Exercise and Activity
- Energy conserving techniques
- Keep an activity log
- Development of an exercise program
Other Relaxation Techniques
Practice Sleep Hygiene
- Create a restful and calm sleep environment.
- Incorporate daily exercise, but not too close to bedtime.
- Limit substance use including nicotine, alcohol, and caffeine.
- Don’t smoke. Stay away from all forms of tobacco. Not only has it been linked to several types of cancer; the nicotine in tobacco can keep you awake.
- Go to bed and get up from bed at the same time every day.
- Avoid long daytime naps. Keep your daytime naps to 30 minutes or less. And, don’t take a nap within several hours of bedtime.
- Write it out. Keep a pen and paper by your bed if you are prone to wake up and worry about the next day’s events. Jot down your reminder and fall back to sleep.
- Keep the bedroom quiet, peaceful, relaxing, and dark
- Cool it down. Check the temperature of your bedroom. Some studies show that the optimum bedroom temperature should be between 65 to 72 degrees for sound sleep.
- Wear socks if your feet are cold. Cold feet can keep us awake and alert. Warm feet could mean more sleep.
- Invest in a white noise machine. Many people are sensitive to background noise. A good way to calm the mind and block out ambient noise is to use a fan or white noise machine or other device or app that mimics soothing sounds such as an ocean, a rainforest, a river, or a thunderstorm.
- Use the bed only for sleep, remove TV from the bedroom
- Power down. The blue light from cell phones, tablets, TV, and computer screens suppresses melatonin, which directly interferes with sleep. So, shut off your electronic devices in the evening, and leave them off until morning.
- Create a calming ritual before bed such as quiet time, herbal tea, relaxing music
- Change nighttime beverages to soothing teas, such as caffeine-free chamomile or lavender tea.

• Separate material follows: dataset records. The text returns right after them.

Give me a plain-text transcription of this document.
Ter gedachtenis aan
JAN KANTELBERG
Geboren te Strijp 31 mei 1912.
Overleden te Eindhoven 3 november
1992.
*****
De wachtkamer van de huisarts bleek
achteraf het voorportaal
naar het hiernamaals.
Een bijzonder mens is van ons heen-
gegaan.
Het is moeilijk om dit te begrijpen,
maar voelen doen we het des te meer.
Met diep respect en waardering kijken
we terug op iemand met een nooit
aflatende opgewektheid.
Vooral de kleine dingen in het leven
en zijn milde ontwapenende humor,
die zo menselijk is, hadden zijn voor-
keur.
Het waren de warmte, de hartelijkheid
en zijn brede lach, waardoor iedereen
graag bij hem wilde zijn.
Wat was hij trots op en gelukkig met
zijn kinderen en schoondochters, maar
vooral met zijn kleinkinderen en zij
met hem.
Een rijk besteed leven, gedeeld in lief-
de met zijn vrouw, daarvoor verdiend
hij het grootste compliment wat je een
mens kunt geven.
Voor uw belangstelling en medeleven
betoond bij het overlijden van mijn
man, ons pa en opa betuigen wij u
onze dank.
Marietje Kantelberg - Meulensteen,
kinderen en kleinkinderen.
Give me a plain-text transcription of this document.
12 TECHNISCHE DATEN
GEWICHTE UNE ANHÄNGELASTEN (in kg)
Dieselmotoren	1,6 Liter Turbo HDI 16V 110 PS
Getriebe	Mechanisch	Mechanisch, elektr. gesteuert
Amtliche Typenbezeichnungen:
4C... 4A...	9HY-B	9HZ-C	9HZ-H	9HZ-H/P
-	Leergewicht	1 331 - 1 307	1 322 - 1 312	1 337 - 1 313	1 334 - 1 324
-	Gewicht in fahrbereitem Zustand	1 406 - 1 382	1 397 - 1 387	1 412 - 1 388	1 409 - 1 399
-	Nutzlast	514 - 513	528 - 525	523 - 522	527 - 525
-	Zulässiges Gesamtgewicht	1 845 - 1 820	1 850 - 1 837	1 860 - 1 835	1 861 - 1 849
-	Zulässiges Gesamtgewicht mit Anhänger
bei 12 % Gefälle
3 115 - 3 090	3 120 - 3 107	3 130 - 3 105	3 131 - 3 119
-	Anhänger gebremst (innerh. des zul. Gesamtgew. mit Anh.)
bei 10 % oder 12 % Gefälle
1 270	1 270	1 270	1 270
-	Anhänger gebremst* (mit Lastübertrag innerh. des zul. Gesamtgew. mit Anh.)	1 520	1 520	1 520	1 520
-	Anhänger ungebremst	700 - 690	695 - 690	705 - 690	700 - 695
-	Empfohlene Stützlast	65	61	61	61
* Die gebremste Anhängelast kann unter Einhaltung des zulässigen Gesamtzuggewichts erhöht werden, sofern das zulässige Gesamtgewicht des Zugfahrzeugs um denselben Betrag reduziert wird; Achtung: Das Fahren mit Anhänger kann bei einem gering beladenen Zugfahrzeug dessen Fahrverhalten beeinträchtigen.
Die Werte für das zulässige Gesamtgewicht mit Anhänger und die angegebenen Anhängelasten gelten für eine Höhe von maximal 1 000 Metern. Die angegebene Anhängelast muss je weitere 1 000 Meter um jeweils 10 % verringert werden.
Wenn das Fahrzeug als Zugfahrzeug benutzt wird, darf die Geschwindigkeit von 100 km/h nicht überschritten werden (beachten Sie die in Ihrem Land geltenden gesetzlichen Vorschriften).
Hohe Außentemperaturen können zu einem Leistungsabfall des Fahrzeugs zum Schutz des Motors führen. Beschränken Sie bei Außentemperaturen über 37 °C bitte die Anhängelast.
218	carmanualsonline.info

*Definition: Insomnia is an ongoing pattern of sleep disturbance; difficulty falling asleep or staying asleep, which persists for longer than one month.
**Impact on patients with Cancer: Studies have estimated that between 30-75% of patients with cancer experience insomnia, either alone or in conjunction with other symptoms, such as fatigue, pain, and emotional issues.
Lucretia Hurley-Browning, MDiv, MS, is a guest writer whose recent background includes Chaplain of the Abramson Cancer Center at Pennsylvania Hospital and the Director of Juniper Tree Counseling Center. She is a therapist and ordained United Methodist Minister. Currently, she is a writer by day, a reader by night, and is passionate about living life meaningfully with a good dose of fun.